Иван смотрел на происходящее и видел, как буквально на глазах неразбериха превращается в порядок, как проясняются линии движения, вырисовываются пути, которые можно использовать для победы, и, понимая это, чувствуя свою нужность, приходят в себя, оживают еще недавно растерянные, потерявшие опору люди.
Но что-то не давало Ивану покоя…
Улучив момент, он взял Шамана за локоть и отвел к окну.

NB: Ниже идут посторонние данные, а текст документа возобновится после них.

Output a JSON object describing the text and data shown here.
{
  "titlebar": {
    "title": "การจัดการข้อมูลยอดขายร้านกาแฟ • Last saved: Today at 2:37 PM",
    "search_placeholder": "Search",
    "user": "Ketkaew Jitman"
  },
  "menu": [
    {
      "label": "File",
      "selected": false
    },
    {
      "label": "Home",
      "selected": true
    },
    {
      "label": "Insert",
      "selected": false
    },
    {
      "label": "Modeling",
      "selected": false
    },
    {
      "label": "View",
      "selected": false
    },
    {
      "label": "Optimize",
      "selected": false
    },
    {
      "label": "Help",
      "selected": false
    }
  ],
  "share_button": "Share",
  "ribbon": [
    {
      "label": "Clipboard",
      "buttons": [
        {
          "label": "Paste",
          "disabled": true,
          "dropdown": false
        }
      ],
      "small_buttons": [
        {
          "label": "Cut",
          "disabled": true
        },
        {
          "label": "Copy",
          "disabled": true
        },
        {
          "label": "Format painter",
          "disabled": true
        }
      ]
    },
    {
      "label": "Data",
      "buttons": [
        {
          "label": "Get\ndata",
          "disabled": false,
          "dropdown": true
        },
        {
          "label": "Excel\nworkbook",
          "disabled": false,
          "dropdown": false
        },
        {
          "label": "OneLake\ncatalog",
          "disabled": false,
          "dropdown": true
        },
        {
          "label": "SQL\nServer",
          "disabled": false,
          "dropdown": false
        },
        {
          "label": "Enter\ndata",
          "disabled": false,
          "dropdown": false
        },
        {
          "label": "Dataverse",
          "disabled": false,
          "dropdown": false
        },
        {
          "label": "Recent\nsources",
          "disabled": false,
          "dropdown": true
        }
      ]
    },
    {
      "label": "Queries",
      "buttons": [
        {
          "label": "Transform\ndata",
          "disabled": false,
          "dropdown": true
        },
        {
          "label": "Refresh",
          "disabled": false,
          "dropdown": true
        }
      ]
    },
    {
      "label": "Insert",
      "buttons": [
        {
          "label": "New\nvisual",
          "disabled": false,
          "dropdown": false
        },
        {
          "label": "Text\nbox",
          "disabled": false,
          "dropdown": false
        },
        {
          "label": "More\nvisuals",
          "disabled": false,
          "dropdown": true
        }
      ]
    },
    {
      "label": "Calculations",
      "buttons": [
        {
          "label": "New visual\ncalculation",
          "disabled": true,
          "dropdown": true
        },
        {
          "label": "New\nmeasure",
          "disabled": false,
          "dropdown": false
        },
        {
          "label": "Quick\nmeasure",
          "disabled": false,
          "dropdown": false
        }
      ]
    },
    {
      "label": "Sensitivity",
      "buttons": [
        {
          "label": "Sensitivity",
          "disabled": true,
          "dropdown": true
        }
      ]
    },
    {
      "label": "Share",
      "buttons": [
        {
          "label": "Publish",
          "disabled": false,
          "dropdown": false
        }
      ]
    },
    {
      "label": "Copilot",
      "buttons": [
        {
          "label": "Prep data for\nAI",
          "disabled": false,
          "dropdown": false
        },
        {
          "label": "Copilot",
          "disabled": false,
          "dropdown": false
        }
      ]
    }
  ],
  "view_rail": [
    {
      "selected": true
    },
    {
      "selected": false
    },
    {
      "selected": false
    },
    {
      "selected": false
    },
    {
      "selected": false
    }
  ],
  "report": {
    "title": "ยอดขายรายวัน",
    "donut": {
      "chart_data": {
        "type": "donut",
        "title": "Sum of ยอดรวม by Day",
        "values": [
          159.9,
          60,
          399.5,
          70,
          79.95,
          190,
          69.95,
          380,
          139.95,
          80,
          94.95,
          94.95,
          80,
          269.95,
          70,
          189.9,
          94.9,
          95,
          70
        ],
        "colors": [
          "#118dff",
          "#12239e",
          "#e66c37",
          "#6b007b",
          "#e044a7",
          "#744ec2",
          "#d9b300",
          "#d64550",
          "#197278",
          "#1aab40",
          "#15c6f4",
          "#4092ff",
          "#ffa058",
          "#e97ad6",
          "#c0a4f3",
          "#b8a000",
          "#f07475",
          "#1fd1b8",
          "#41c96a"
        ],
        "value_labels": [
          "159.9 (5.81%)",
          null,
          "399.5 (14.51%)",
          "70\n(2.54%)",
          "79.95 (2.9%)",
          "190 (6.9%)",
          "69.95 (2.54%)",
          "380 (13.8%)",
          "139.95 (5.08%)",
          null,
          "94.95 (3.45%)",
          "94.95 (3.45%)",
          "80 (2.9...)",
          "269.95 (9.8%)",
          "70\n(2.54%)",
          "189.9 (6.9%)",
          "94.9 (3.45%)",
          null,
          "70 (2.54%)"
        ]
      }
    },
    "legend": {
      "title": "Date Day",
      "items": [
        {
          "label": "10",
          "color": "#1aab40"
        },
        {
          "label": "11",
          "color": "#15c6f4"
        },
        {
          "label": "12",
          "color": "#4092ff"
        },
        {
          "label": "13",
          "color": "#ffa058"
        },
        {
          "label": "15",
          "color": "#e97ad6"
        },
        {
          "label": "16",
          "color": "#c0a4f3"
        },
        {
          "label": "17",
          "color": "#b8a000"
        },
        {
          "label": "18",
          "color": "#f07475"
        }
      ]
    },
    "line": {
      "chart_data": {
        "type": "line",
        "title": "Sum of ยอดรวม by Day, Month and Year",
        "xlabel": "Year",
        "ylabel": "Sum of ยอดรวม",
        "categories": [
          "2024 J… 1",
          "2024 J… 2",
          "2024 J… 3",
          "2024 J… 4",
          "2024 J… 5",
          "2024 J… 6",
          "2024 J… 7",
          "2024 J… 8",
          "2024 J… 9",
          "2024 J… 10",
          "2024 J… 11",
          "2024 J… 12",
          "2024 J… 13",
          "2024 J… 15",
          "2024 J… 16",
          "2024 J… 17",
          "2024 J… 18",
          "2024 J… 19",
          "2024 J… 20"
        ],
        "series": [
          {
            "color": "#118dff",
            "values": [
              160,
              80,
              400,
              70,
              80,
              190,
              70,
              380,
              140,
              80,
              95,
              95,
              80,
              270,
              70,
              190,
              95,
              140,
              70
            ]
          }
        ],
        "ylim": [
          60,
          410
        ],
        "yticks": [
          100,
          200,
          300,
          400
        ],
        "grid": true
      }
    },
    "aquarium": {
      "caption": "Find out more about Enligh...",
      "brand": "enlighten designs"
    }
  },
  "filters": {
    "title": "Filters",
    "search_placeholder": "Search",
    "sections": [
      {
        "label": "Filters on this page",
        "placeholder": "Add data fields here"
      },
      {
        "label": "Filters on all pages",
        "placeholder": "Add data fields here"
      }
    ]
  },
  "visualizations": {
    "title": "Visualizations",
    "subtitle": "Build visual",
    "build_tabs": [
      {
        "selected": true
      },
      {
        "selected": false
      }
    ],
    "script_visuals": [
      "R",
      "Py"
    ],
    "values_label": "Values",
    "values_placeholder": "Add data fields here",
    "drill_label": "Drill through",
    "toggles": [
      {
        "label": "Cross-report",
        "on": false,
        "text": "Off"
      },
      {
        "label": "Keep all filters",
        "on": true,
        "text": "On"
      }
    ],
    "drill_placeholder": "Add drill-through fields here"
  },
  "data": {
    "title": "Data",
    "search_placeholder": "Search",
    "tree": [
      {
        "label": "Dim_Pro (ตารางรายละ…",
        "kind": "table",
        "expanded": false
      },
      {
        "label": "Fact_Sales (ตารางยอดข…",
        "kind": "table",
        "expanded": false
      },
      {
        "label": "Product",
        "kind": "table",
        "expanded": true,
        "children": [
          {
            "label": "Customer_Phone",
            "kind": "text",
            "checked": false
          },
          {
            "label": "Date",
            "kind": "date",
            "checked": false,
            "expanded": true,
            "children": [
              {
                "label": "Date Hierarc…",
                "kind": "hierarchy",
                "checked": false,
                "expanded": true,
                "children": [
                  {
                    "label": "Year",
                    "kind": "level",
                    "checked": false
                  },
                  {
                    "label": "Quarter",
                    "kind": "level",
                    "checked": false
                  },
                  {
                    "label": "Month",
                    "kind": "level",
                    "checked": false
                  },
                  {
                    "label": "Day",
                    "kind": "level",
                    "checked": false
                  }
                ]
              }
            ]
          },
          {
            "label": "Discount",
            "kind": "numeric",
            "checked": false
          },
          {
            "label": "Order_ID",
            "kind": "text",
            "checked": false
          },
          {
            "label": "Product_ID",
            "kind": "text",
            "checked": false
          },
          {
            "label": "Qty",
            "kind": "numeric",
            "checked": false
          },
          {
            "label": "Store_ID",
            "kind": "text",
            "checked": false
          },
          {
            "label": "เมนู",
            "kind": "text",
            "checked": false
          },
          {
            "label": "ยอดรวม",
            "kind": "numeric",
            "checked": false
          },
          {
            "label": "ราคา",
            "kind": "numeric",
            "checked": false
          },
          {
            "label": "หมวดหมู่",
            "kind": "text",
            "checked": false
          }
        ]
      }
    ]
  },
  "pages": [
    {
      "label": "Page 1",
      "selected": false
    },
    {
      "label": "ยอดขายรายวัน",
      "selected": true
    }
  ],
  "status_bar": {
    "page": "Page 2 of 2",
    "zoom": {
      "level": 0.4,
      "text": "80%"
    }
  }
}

– Дочь Столярова – то самое дитя?
Он до последнего не знал, о чем точно хочет спросить своего учителя. Вопрос сорвался с языка словно сам собой. И только тогда Иван понял, что это был именно тот, нужный вопрос. Именно это и беспокоило его, ворочалось внутри.
Якут молча кивнул.
Иван нагнулся к самому уху бывшего наставника.
– Убить не дам, понял?
Шаман только улыбнулся.
– Дурак ты, Ваня. Храбрый и добрый, но дурак.
Такого Иван не ожидал. Впервые за много лет он снова был зеленым юнцом, который с обидой и раздражением смотрел на хохочущего Шамана, не понимая, серьезно тот говорит или издевается.
А Шаман все улыбался. Всматривался в Ивана, словно чего-то искал.
«Собиратели. Вещи, о которых говорил Шаман. Его поиски. Темные места, в которых он бывал. Тесное знакомство с Сергием. Отличная осведомленность о Столярове…» – Иван напряженно связывал причины и следствия, выводя сложный узор реальности.
– Начало-таки доходить, – тихо проговорил Якут.
– Тогда, – Иван помолчал, – кто такой Столяров? Насколько он важен?
– Очень важен, Вань, – стал серьезным Якут, – настолько важен, что мы с Ниулой за ним присматриваем и оберегаем по мере сил. Вот, видишь, не уберегли все же. Я ошибся, старый дурак, не думал, что так рано начнется.